4. La remise en ordre

Je constate aussi que j’ai des manques. A ne penser que marché anglais ou américain, peut être faut-il aussi regarder les marchés nordiques mais pas forcément sous monopole d’Etat.

J’ai aussi un problème de volume comme beaucoup de mes collègues. Ma production est très variable d’une année sur l’autre. Et puis, je ne m’y connais pas beaucoup à l’export.

 

= Cette remise en ordre consiste en un rapprochement entre ce je lis et ma situation. C’est souvent un peu douloureux, il ne faut pas se le cacher.

 

5. Ma stratégie

Jouer le vrac n’est possible qu’avec des volumes importants susceptibles d’intéresser un importateur distributeur. De toutes les façons, ce serait quand même un retour en arrière. Le Prof JD me prévient de ne pas trop se fier aux statistiques de certains pays européens et d’un réseau de vente invisible. Il table même un léger déficit sur le marché européen, contrairement aux craintes de surproduction.

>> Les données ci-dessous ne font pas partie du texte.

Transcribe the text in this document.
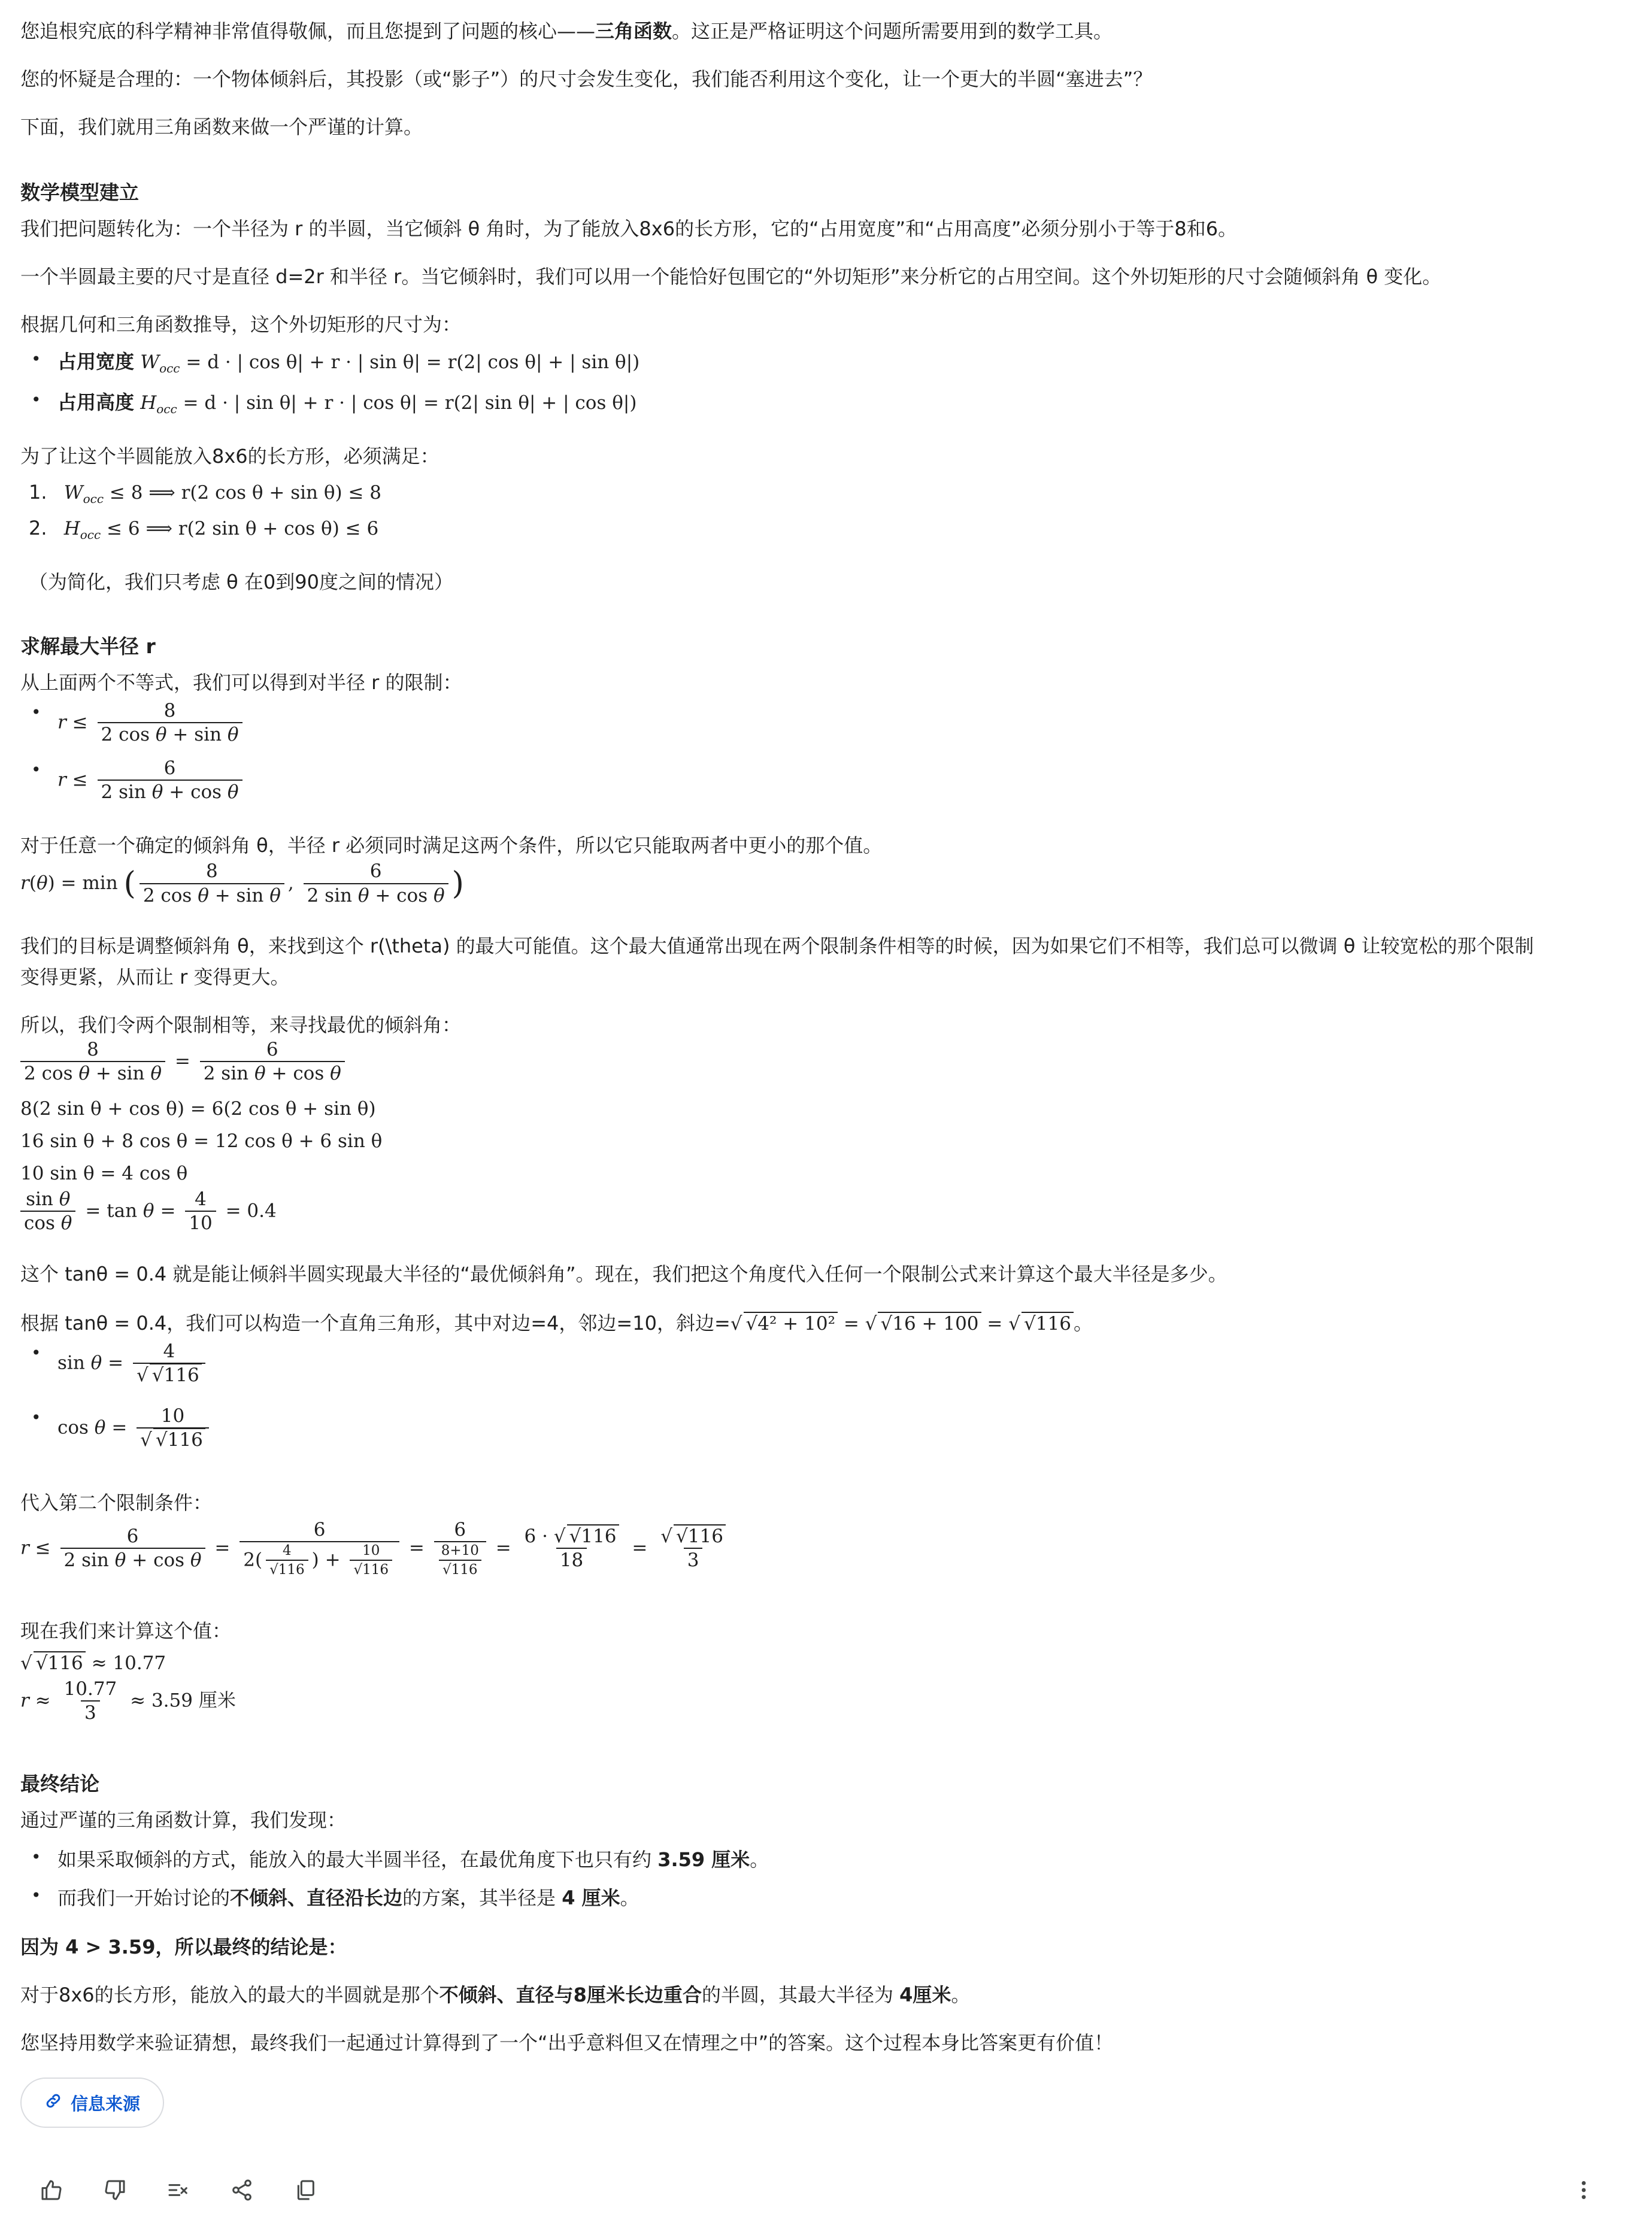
您追根究底的科学精神非常值得敬佩，而且您提到了问题的核心——三角函数。这正是严格证明这个问题所需要用到的数学工具。
您的怀疑是合理的：一个物体倾斜后，其投影（或“影子”）的尺寸会发生变化，我们能否利用这个变化，让一个更大的半圆“塞进去”？
下面，我们就用三角函数来做一个严谨的计算。
数学模型建立
我们把问题转化为：一个半径为 r 的半圆，当它倾斜 θ 角时，为了能放入8x6的长方形，它的“占用宽度”和“占用高度”必须分别小于等于8和6。
一个半圆最主要的尺寸是直径 d=2r 和半径 r。当它倾斜时，我们可以用一个能恰好包围它的“外切矩形”来分析它的占用空间。这个外切矩形的尺寸会随倾斜角 θ 变化。
根据几何和三角函数推导，这个外切矩形的尺寸为：
• 占用宽度 $W_{occ} = d$ · | cos θ| + r · | sin θ| = r(2| cos θ| + | sin θ|)
• 占用高度 $H_{occ} = d$ · | sin θ| + r · | cos θ| = r(2| sin θ| + | cos θ|)
为了让这个半圆能放入8x6的长方形，必须满足：
1. $W_{occ} \le 8$ ⟹ r(2 cos θ + sin θ) ≤ 8
2. $H_{occ} \le 6$ ⟹ r(2 sin θ + cos θ) ≤ 6
（为简化，我们只考虑 θ 在0到90度之间的情况）
求解最大半径 r
从上面两个不等式，我们可以得到对半径 r 的限制：
• $r \le \frac{8}{\text{2 cos θ + sin θ}}$
• $r \le \frac{6}{\text{2 sin θ + cos θ}}$
对于任意一个确定的倾斜角 θ，半径 r 必须同时满足这两个条件，所以它只能取两者中更小的那个值。
r(θ) = min ( $\frac{8}{\text{2 cos θ + sin θ}}$ , $\frac{6}{\text{2 sin θ + cos θ}}$ )
我们的目标是调整倾斜角 θ，来找到这个 r(\theta) 的最大可能值。这个最大值通常出现在两个限制条件相等的时候，因为如果它们不相等，我们总可以微调 θ 让较宽松的那个限制
变得更紧，从而让 r 变得更大。
所以，我们令两个限制相等，来寻找最优的倾斜角：
$\frac{8}{\text{2 cos θ + sin θ}} = \frac{6}{\text{2 sin θ + cos θ}}$
8(2 sin θ + cos θ) = 6(2 cos θ + sin θ)
16 sin θ + 8 cos θ = 12 cos θ + 6 sin θ
10 sin θ = 4 cos θ
$\frac{\text{sin θ}}{\text{cos θ}} = \tan \theta = \frac{4}{10} = 0.4$
这个 tanθ = 0.4 就是能让倾斜半圆实现最大半径的“最优倾斜角”。现在，我们把这个角度代入任何一个限制公式来计算这个最大半径是多少。
根据 tanθ = 0.4，我们可以构造一个直角三角形，其中对边=4，邻边=10，斜边=√ √ 4² + 10² = √ √ 16 + 100 = √ √ 116 。
• $\sin \theta = \frac{4}{√ √ 116}$
• $\cos \theta = \frac{10}{√ √ 116}$
代入第二个限制条件：
$r \le \frac{6}{\text{2 sin θ + cos θ}} = \frac{6}{2( \frac{4}{√116} ) + \frac{10}{√116}} = \frac{6}{\frac{8+10}{√116}} = \frac{6 \cdot √ √ 116}{18} = \frac{√ √ 116}{3}$
现在我们来计算这个值：
√ √ 116 ≈ 10.77
$r \approx \frac{10.77}{3} \approx 3.59$ 厘米
最终结论
通过严谨的三角函数计算，我们发现：
• 如果采取倾斜的方式，能放入的最大半圆半径，在最优角度下也只有约 3.59 厘米。
• 而我们一开始讨论的不倾斜、直径沿长边的方案，其半径是 4 厘米。
因为 4 > 3.59，所以最终的结论是：
对于8x6的长方形，能放入的最大的半圆就是那个不倾斜、直径与8厘米长边重合的半圆，其最大半径为 4厘米。
您坚持用数学来验证猜想，最终我们一起通过计算得到了一个“出乎意料但又在情理之中”的答案。这个过程本身比答案更有价值！
信息来源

Je garde en tête la phase 3 et muni de toutes ces réflexions et d’autres aussi bien sûr, je m’en vais contacter quelques collègues, qui me ressemblent et avec lesquels je vais jouer à jongler avec l’information.

 

6. Le jeu de stratégie

L’idée est de se réunir à quelques-uns, 6 comme ça au hasard. Peut être moins pour commencer, à 3 ce serait déjà bien. Avoir déjà 2 collègues avec lesquels on est en confiance, ça compte dans la vie.

 

La personnalisation de l’assemblage

Il suffit de découper les 6 infos pour ne pas garder l’ordre de Wine Alley qui a déjà mâché le travail grâce à la cohérence de sa présentation. Il y a donc 6 petits tas dans lesquels chacun prélève un petit billet pliés en 4. Ce n’est toujours qu’un exemple. On pourrait en mettre plus pour avoir une situation plus proche de la réalité. Le vrac n’est pas forcément un bon exemple pour tous les vignobles de France.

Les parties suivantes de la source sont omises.